Let’s now use the functions we wrote to observe the preferred orientations of a few other neurons from the data set:
neuron2 <- makeNeuronResponseDF( sortedSpikes, 20, 15 )
plotOrientationTuning( neuron2 )Looking at the smoothed responses for this neuron, we see that there are two orientations, 67 & 247 deg, with very strong responses while the remaining orientations were much lower. 67 & 247 deg are 180 deg and therefore the same orientation but drifting in opposite directions. Because this cell really only responds to one orientation we would say that it has a narrow orientation tuning compared to the first neuron.

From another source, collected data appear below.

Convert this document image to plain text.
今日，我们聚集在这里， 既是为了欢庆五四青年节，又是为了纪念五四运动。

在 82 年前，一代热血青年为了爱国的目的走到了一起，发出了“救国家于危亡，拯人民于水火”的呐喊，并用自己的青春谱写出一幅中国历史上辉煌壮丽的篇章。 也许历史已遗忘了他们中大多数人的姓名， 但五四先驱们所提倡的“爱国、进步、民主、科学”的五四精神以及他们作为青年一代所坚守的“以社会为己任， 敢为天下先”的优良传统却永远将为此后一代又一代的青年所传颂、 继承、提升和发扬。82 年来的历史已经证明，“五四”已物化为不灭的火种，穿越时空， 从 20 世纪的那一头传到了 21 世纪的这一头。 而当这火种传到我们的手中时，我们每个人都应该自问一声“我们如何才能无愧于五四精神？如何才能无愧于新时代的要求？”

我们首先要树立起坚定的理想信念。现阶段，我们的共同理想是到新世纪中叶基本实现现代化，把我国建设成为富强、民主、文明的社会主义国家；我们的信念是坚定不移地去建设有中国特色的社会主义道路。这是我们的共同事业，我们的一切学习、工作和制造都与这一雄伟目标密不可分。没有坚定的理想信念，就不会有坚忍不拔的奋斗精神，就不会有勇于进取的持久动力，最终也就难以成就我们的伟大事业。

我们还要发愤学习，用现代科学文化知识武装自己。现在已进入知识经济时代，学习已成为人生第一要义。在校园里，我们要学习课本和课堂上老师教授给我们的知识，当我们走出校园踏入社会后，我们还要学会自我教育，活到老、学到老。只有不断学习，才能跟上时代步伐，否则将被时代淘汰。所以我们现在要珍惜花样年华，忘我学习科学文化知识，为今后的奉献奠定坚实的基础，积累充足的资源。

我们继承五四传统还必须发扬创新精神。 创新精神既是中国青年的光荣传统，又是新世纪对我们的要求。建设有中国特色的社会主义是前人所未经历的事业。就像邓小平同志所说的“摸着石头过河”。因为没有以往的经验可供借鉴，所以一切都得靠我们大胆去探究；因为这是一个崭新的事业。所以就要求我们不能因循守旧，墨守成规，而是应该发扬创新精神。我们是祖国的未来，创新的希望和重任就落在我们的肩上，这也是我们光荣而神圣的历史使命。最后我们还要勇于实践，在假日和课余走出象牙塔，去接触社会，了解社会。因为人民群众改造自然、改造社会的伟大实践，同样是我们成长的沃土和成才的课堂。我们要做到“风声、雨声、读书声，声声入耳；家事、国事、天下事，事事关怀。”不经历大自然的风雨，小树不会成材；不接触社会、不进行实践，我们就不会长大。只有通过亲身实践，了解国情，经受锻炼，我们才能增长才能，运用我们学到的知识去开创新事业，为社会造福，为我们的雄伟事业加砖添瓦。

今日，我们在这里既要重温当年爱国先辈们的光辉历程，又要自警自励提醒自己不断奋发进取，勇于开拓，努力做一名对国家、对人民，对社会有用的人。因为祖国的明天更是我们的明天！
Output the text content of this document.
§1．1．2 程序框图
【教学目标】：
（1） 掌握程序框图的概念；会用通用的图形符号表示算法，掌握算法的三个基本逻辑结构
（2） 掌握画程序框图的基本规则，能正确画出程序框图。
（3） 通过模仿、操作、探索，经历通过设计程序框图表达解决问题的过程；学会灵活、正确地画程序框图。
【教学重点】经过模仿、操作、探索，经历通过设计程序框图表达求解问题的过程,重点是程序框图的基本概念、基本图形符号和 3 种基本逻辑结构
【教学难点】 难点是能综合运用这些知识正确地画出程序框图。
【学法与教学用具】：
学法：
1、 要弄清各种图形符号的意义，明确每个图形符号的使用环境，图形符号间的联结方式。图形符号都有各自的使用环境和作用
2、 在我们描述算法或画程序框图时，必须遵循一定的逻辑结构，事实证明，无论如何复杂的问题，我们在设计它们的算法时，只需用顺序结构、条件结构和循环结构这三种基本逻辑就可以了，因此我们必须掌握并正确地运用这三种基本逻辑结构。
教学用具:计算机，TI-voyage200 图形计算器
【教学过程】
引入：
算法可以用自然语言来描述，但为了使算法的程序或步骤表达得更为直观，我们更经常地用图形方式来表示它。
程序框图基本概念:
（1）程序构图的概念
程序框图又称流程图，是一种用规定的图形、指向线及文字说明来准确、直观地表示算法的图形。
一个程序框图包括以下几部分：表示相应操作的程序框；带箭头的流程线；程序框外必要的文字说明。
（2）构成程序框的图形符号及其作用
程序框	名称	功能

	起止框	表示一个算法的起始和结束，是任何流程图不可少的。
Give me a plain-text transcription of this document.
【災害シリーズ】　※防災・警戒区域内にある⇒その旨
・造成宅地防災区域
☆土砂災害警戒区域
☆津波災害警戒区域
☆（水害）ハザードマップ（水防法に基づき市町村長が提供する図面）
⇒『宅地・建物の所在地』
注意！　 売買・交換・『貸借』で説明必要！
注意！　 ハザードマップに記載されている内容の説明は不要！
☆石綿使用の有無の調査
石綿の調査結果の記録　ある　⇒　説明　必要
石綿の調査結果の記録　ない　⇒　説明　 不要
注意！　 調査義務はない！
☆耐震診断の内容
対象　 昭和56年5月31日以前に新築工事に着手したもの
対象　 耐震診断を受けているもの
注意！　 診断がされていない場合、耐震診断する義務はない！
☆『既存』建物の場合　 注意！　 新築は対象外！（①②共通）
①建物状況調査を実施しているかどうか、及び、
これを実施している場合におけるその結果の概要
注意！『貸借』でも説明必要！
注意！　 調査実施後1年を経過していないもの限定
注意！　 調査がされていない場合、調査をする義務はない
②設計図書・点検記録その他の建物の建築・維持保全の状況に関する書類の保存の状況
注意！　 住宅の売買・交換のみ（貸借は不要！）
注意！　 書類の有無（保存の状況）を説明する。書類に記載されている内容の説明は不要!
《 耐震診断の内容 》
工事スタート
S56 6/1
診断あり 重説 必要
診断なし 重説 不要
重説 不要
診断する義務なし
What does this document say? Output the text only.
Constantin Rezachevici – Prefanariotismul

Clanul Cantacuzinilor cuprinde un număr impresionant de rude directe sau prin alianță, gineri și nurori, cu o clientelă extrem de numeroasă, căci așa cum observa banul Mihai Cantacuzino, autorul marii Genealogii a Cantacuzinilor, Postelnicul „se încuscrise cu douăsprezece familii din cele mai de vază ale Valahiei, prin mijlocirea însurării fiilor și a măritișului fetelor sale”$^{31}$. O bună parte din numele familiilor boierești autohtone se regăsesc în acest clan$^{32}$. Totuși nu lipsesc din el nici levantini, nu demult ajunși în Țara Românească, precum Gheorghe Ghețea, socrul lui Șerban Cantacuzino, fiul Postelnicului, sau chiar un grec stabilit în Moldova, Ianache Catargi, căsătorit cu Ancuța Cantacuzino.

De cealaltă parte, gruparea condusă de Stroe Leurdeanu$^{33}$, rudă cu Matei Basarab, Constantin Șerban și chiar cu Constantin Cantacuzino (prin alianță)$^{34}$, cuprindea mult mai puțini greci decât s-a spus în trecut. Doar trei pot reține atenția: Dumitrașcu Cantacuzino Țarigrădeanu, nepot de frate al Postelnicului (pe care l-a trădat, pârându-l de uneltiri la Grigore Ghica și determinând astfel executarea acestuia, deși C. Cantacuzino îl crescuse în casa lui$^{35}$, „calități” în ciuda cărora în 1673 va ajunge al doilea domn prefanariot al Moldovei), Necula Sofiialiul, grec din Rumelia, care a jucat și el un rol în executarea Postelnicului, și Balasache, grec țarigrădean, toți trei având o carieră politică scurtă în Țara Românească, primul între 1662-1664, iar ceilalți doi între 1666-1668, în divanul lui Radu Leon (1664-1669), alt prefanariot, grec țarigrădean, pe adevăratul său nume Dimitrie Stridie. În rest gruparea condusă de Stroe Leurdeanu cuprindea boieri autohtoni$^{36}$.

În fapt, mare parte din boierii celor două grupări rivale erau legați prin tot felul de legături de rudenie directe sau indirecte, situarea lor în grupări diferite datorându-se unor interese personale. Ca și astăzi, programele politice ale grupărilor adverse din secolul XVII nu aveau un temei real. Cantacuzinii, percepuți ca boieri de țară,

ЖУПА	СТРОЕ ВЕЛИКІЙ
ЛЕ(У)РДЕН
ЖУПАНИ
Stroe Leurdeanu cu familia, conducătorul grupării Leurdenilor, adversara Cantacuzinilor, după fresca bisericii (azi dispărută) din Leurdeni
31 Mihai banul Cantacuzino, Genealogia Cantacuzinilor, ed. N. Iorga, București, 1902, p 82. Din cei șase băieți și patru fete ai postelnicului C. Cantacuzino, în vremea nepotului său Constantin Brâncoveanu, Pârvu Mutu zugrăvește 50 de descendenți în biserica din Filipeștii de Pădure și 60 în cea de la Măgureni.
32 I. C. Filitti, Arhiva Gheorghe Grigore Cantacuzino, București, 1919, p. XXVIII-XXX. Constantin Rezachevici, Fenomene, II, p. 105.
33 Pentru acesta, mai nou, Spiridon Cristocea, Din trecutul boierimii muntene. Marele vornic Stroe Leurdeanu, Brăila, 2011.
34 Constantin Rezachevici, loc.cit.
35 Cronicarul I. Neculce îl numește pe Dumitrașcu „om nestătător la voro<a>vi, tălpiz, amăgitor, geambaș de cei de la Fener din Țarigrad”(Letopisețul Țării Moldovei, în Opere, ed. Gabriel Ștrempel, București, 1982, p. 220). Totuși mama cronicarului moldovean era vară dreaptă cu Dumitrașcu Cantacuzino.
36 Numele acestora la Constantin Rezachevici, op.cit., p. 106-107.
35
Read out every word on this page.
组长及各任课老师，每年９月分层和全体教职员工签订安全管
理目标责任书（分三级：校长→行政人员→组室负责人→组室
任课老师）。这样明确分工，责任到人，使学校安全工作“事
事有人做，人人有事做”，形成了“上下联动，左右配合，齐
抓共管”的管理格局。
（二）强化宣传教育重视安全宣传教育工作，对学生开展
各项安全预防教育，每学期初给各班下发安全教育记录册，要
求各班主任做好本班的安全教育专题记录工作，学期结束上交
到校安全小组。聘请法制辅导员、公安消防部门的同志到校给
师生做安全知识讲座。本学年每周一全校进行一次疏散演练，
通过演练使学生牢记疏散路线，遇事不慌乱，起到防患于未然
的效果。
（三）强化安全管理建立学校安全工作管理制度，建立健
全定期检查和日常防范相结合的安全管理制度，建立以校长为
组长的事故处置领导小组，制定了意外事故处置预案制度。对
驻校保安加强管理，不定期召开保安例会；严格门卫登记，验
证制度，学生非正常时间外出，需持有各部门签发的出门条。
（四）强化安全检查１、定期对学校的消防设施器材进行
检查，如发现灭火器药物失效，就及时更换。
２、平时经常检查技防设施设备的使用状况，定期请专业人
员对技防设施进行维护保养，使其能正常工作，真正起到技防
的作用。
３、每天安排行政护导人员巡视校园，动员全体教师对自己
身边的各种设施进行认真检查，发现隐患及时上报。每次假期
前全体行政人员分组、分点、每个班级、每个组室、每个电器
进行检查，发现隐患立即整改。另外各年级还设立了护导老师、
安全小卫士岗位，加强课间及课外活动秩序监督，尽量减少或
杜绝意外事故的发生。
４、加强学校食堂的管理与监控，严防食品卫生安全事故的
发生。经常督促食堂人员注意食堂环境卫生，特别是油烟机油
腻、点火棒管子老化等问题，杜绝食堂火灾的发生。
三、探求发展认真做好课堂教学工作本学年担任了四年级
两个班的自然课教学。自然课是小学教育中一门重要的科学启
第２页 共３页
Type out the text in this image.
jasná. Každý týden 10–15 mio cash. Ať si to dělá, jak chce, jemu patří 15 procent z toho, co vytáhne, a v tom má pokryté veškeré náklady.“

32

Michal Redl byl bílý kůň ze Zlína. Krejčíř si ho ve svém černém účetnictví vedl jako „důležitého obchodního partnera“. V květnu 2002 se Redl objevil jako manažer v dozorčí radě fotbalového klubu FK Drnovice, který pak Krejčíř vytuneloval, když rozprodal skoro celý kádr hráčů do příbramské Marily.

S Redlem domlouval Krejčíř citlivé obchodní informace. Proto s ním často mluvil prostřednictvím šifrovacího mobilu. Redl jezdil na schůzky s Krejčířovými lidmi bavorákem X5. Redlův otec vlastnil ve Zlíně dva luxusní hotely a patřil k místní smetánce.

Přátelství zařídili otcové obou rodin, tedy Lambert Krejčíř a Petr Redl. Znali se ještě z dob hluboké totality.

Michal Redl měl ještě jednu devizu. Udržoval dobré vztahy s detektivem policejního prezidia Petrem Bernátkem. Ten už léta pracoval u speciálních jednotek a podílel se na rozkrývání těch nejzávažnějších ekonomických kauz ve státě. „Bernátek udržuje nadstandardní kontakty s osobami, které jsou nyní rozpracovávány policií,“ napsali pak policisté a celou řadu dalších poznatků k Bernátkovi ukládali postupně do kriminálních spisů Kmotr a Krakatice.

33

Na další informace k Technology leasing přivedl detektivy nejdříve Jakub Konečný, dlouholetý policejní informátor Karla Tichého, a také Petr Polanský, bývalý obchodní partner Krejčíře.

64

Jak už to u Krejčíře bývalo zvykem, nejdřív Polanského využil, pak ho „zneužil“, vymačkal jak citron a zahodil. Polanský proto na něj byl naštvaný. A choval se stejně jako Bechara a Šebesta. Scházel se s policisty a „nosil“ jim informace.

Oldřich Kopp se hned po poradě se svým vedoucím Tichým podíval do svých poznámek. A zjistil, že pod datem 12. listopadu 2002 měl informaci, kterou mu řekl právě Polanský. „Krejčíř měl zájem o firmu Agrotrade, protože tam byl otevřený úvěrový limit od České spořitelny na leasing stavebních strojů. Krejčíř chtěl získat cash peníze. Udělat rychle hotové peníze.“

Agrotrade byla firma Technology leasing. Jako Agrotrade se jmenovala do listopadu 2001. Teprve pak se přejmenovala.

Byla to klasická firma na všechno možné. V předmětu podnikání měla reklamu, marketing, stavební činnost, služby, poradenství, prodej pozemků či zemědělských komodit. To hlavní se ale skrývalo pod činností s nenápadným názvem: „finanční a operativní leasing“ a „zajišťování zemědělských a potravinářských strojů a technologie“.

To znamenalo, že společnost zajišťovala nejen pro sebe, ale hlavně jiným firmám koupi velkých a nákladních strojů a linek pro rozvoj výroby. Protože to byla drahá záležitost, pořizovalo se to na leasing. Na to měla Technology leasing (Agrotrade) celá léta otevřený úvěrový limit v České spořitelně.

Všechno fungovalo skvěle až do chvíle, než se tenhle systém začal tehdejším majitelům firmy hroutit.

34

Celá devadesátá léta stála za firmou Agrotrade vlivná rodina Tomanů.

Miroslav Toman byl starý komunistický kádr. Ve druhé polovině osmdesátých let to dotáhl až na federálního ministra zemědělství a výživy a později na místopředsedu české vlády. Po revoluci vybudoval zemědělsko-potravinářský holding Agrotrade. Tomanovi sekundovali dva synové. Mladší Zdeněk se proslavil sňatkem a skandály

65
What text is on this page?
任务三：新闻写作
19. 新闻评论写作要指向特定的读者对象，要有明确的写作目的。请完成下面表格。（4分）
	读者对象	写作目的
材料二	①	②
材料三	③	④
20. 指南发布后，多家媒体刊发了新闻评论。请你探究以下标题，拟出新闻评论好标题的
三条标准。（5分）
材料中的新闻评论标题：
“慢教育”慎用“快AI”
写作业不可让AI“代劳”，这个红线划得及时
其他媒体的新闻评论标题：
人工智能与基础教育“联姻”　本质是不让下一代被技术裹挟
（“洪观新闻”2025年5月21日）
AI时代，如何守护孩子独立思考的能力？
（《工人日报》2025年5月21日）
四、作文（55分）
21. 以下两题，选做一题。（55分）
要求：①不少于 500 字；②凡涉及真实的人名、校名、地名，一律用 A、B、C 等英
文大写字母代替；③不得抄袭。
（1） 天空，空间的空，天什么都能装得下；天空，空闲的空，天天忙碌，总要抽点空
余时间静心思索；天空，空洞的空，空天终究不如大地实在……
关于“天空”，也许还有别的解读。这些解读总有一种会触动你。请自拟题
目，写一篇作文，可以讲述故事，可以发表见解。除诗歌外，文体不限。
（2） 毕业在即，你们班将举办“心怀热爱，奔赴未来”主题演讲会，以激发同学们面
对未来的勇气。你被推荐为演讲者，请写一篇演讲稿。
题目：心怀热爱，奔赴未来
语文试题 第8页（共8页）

Now, let’s visualize several cells together to get a feel for the variety of responses:
neuron3 <- makeNeuronResponseDF( sortedSpikes, 27, 2 )
p1 <- plotOrientationTuning( neuron3 )
neuron3 <- makeNeuronResponseDF( sortedSpikes, 27, 3 )
p2 <- plotOrientationTuning( neuron3 )
neuron3 <- makeNeuronResponseDF( sortedSpikes, 27, 4 )
p3 <- plotOrientationTuning( neuron3 )
neuron3 <- makeNeuronResponseDF( sortedSpikes, 27, 5 )
p4 <- plotOrientationTuning( neuron3 )
neuron3 <- makeNeuronResponseDF( sortedSpikes, 27, 6 )
p5 <- plotOrientationTuning( neuron3 )
neuron3 <- makeNeuronResponseDF( sortedSpikes, 27, 7 )
p6 <- plotOrientationTuning( neuron3 )
grid.arrange( arrangeGrob( p1 + theme(legend.position="none"),
p2 + theme(legend.position="none"),
p3 + theme(legend.position="none"),
p4 + theme(legend.position="none"),
p5 + theme(legend.position="none"),
p6 + theme(legend.position="none"), nrow = 2 ) )This data set hosts the orientation responses of 1026 neurons, so the figures shown here only show a handful of the data. In a future blog post we will explore ways to summarize the orientation tuning properties for all recorded neurons.